Things were ok for a while, then we went to lunch, and I got up to take him to change his diaper. I lifted him up, and his entire bottom half, including his long shirt, was soaking wet. Like he had sat down in a kiddie pool. I haven't brought extra outfits with me for about a year and a half, because my son hasn't needed them for a long time. So I told D to go to the museum store and pick up a new shirt for him, and try and find some pants too, if they were to be had, and I took A to the aforementioned bathroom and started to change his diaper. The paper towel machine had a sensor to signal more towels to drop down, and of course I was right in front of it. The diaper left a puddle when I set it down, which has never happened in almost 2 years of changing soggy diapers. Then, as I was getting ready to put on the new one, A peed again, all over his sock and shoe, and changing pad, and already-wet countertop. Luckily I was setting off the paper towel machine with every move, so I never had a lack of those. My friend returned with the shorts that D washed, and a cute t-shirt with an artist on it. But the hand dryer just didn't cut it.

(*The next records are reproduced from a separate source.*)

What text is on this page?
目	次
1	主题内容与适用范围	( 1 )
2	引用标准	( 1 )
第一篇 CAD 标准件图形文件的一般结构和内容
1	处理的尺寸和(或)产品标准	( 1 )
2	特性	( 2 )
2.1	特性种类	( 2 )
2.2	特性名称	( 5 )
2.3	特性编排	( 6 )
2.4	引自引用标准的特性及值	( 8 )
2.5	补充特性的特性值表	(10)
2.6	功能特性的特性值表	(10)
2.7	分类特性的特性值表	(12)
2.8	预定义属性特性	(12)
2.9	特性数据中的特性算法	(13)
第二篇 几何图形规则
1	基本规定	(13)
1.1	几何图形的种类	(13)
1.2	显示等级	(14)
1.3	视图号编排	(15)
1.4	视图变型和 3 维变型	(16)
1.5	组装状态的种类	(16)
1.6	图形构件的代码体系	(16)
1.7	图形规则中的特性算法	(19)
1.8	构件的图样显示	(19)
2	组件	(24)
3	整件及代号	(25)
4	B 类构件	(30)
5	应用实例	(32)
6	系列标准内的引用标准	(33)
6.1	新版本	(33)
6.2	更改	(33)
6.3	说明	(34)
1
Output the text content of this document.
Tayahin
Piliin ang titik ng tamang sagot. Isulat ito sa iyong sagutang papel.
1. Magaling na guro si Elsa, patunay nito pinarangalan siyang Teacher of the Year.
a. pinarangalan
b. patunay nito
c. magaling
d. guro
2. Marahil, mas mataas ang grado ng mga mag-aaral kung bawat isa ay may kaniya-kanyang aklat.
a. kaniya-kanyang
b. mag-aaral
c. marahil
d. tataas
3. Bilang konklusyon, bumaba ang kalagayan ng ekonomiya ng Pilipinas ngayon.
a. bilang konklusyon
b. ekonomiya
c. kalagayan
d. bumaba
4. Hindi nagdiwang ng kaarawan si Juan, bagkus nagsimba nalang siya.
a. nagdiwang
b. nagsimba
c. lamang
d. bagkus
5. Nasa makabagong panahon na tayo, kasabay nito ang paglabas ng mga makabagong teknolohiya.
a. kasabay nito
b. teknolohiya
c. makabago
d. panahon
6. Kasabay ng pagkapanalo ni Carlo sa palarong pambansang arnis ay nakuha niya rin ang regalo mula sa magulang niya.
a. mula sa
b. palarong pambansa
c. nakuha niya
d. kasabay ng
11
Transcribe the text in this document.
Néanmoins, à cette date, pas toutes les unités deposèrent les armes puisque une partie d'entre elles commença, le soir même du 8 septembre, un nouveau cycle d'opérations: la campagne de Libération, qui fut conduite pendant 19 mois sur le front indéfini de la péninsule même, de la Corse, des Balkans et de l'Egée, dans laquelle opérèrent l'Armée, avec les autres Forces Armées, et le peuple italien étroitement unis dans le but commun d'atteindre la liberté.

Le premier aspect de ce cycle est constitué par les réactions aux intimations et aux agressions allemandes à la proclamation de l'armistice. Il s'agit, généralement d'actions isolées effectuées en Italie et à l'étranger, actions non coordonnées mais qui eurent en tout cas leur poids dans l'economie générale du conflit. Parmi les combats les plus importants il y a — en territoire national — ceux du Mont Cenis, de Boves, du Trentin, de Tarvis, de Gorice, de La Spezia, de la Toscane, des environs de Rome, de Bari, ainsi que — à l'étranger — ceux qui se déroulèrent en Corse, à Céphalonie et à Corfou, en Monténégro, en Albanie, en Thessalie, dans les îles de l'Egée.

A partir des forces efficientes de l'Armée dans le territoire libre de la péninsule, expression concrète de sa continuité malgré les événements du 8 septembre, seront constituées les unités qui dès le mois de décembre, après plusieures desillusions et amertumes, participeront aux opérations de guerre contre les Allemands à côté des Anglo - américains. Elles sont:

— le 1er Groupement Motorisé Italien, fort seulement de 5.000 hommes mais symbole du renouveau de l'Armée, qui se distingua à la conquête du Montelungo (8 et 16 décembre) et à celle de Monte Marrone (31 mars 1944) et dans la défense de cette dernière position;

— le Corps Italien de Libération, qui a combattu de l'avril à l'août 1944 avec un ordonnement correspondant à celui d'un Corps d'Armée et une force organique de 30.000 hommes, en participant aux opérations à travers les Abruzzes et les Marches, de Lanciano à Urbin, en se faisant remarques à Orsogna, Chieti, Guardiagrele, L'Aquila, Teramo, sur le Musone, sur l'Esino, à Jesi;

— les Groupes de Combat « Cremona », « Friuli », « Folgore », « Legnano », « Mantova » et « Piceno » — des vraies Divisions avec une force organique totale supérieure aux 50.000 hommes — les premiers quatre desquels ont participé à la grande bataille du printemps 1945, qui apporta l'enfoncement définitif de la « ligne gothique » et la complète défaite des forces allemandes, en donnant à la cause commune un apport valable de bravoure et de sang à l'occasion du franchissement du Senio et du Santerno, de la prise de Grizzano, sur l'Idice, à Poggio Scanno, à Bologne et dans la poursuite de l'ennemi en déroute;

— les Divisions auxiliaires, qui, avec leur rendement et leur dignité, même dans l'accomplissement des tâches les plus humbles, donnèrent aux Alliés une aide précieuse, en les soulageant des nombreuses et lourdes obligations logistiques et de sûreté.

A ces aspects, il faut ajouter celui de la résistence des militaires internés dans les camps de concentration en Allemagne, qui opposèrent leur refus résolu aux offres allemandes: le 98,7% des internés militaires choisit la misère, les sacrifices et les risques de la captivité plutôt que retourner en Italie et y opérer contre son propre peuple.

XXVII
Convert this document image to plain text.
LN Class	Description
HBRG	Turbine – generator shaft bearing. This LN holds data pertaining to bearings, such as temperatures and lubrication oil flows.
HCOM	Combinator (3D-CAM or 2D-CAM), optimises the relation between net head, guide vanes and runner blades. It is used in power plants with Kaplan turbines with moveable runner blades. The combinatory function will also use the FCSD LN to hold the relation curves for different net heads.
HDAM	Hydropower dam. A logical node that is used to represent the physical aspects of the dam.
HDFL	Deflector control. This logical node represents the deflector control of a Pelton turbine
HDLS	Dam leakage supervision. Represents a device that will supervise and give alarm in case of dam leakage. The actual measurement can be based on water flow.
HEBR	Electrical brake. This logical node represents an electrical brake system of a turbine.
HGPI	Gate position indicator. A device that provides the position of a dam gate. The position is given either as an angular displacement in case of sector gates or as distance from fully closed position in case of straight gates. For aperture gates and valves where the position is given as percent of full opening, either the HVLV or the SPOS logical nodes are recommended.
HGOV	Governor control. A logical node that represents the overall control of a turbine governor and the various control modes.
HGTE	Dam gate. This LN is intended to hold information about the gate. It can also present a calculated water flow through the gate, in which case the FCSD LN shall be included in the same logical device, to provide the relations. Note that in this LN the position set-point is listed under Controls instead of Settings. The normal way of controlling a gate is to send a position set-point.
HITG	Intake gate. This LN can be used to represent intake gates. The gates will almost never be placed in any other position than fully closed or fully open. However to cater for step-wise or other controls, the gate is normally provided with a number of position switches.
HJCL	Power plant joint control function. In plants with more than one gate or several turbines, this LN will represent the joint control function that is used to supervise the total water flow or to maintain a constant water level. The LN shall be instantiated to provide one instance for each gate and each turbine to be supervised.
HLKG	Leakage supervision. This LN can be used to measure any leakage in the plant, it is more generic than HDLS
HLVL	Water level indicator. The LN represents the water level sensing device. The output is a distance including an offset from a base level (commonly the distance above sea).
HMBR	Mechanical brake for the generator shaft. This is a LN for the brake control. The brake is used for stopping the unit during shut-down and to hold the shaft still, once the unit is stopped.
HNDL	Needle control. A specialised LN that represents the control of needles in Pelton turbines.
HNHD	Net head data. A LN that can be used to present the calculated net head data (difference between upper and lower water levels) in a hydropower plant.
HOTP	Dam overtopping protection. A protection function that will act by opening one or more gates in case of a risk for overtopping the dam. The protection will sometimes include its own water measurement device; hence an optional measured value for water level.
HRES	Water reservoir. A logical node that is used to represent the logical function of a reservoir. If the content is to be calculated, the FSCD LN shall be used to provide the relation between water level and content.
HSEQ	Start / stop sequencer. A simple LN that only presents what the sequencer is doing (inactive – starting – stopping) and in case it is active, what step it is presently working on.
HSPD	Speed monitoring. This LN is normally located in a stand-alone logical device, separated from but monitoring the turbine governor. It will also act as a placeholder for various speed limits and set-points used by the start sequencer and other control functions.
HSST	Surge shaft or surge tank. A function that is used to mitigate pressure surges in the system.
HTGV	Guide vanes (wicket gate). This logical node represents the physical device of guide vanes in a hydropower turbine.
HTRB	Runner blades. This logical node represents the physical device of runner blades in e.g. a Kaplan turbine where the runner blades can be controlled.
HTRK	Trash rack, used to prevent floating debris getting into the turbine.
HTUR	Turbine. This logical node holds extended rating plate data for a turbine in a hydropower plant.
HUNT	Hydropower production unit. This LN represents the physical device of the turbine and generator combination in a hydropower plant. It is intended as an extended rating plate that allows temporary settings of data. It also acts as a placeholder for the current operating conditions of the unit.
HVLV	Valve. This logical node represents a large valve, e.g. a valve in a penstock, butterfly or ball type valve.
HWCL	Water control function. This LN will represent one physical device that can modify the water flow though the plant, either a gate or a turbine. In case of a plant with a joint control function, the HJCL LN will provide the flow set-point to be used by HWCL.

So A walked around the rest of the day, through Harvard Yard no less, in his diaper and a t-shirt.

Some may say, what's the big deal here? and I am inclined to agree, a little, that my embarrassment is far greater than the situation should allow. Still, I felt like I myself was walking around without pants. And as much as I would like to give strangers the benefit of a doubt, I honestly don't think they would think highly of me if my kid is walking around pantsless, looking ridiculous, while we saunter along without a care. It's just the type of thing you read about in the paper and say, what a dumb woman. I guess I am the dumb one this time.